El lugar de la mujer

En El lugar de la mujer (Onna no za, 1962), de Mikio Naruse, la presencia de Chishu Ryu, el retrato coral de una familia, como si se capturara un fragmento de vida, unos pasajes que pueden ser otros tantos, así como la cuestión específica de encontrar marido para la hijas, puede evocar al cine de Yasujiro Ozu, caso, por ejemplo, de Otoño tardío(1960). También la serenidad de su mirada, de su respiración, el equilibrio que rezuma. Vínculos, miradas afines. Ryu interpreta al padre ya anciano, el cual nos es presentado en cama tras haber realizado el insensato esfuerzo de intentar mover una roca. Queda condensada, representada, en su acción la roca de la rígida mentalidad japonesa, de su obtusa y obcecada observación de una tradición, en la que la mujer es una figura subordinada. El papel de la mujer, su horizonte, quedaba restringido a encontrar marido (a poder ser ya solucionada la vida, consolidado ese escenario programado, entre los 20-25 años), aunque conllevara frustraciones, por ejemplo, que quien le interesara o atrajera no le correspondiera, o le movieran otros intereses.
Sus limitaciones de maniobra para ser autosuficientes se evidencian en su restricción a trabajos de bajo rango, como camarera, o reductos de una tradición cosificadora de unos roles, como profesora de diseño floral. Ya solventado el paso, sobre el que también opinan otros componentes de la familia, se dependía de si el marido sabía ser adecuadamente pragmático, para mantener la estabilidad material del hogar; su despido suponía que, como extensión de su marido, le afectaran del mismo modo las privaciones. Es un complemento, o duplicado. En ciertos casos, invisible, o confundida con el mismo entorno doméstico, como si fuera un mueble más del hogar, ignorada, porque el marido no la considera digna de atenciones, cuando, en cambio, no deja de mostrarlas con otros. O confrontada a su frágil posición en situaciones extremas, cuando desaparecía aquel de quien dependía, si se daba el desafortunado imprevisto de la muerte del marido, lo que determinaba vivir a expensas de su familia y que, por algunos componentes, pudiera ser considerada como un apósito, o un integrante anexo (con menos derechos).

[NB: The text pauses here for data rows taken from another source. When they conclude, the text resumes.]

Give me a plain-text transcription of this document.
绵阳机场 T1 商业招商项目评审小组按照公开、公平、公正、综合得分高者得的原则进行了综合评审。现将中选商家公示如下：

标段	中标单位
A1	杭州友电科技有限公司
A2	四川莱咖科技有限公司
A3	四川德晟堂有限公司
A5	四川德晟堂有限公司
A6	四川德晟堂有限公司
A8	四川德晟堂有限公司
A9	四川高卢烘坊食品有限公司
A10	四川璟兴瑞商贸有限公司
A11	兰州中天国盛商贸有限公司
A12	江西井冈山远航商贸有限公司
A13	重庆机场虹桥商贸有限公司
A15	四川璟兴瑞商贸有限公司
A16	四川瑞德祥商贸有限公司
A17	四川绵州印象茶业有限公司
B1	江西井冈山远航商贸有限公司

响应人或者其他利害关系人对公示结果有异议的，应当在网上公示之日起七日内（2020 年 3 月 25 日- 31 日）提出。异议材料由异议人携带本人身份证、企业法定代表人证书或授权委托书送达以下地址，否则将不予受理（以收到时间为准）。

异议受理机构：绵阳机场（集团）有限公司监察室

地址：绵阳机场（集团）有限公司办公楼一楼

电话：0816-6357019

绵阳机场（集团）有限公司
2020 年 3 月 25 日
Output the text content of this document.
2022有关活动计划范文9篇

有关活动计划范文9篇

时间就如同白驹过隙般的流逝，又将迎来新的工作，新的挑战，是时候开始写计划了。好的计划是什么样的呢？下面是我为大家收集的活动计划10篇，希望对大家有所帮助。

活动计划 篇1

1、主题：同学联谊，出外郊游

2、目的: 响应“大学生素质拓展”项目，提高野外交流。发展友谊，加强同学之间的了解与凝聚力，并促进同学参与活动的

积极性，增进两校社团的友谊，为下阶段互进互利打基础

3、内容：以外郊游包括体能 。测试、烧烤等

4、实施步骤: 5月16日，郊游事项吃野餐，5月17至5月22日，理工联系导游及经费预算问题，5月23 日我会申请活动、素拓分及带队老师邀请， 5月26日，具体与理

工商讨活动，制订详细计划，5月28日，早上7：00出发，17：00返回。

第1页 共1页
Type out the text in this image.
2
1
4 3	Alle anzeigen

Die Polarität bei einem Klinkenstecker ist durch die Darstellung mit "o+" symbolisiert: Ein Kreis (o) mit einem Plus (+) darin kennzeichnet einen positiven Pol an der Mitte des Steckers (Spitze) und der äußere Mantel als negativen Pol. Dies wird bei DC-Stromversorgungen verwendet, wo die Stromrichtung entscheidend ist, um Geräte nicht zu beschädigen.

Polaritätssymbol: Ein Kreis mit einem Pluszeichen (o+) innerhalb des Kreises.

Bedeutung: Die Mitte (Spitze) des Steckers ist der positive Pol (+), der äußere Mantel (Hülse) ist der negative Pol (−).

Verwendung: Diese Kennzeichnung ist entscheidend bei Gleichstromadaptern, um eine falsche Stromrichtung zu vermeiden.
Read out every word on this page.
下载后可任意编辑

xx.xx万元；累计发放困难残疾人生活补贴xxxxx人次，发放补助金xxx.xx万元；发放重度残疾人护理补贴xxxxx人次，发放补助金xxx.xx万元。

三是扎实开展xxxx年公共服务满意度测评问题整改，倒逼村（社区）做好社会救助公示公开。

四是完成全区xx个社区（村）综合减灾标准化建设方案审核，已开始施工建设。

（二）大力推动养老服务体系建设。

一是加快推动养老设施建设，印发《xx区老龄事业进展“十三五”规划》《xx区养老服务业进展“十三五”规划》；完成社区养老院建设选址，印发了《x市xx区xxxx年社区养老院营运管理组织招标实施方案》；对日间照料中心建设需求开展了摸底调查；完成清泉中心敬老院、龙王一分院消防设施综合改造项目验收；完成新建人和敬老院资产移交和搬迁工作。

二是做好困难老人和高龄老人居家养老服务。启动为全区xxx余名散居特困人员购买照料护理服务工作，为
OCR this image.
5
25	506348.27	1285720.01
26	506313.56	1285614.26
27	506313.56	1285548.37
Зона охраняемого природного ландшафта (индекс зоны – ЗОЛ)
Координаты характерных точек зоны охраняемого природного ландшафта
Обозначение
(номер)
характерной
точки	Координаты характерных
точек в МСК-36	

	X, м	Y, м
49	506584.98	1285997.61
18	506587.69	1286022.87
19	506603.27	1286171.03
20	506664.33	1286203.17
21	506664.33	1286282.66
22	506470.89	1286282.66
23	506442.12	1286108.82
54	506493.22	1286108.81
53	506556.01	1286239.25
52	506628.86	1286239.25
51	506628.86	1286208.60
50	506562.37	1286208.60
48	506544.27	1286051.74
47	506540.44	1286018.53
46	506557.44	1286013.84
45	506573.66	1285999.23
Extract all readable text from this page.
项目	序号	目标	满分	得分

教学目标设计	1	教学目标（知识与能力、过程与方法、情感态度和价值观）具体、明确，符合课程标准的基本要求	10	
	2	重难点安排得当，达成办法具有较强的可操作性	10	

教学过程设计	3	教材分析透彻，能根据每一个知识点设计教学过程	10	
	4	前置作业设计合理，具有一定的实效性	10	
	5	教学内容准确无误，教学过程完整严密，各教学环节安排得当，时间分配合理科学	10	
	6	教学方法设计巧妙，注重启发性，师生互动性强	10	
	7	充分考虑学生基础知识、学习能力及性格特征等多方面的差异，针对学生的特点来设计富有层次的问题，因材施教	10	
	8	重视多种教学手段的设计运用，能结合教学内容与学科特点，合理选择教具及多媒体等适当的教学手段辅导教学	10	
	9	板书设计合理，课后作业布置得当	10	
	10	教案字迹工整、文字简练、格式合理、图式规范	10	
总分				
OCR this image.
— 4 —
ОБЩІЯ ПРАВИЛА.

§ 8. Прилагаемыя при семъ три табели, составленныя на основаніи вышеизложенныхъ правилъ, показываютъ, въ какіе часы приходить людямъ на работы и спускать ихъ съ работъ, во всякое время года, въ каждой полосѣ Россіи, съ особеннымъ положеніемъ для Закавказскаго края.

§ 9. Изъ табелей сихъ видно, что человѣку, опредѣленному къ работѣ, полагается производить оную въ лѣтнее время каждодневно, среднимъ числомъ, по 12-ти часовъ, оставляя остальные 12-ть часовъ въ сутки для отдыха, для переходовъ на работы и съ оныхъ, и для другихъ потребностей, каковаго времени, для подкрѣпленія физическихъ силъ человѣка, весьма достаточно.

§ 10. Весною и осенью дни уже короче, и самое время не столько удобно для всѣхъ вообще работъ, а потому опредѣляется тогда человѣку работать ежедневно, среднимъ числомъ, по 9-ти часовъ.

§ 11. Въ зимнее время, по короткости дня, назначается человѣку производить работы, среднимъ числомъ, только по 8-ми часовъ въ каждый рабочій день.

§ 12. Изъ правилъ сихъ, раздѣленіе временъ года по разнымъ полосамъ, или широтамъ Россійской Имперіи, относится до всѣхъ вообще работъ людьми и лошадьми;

Naruse orquesta la mirada a este conjunto familiar, y abre una brecha disonante en su último tercio, que quiebra el plácido discurrir. Una brecha, la muerte de uno de los componentes familiares que deja en evidencia cómo se dramatizan cuestiones baladíes, insustanciales, que incluso llevan a la violencia (verbal), como justo acaece poco antes de que se enteren de la noticia, enfrentamiento, por otra parte, que dejaba en evidencia un sangrante absurdo: la oprimida, la mujer, no se rebela frente a una tradición que la restringe sino que se revuelve contra una rival, contra otra oprimida. Además, esa muerte también pone de manifiesto cómo el peso de unas tradiciones, de unos valores, de sentirse digno, reconocido, pueden pesar tanto para socavar la propia autoestima si no te ves a la altura de ese ojo social: Un desgarro imprevisto que quiebra esa dinámica de dramatizaciones a ras de suelo que se convierten en foco de vida, algunas inocuas, como hacer creer a tu hermana que le gusta al chico que te atrae, para así probar al chico, otras mezquinas, como las conspiraciones para echar de casa de los padres al matrimonio que se ha aposentado porque a él le despidieron, o, más cruentas, las envidias porque el hombre que amabas quiere a otra. Tras el quiebro, todo de nuevo fluye, o discurre. Nada cambia. El escenario es, de nuevo, dominado por esos pequeños dramas. La mujer sigue aplastada bajo la inmóvil roca.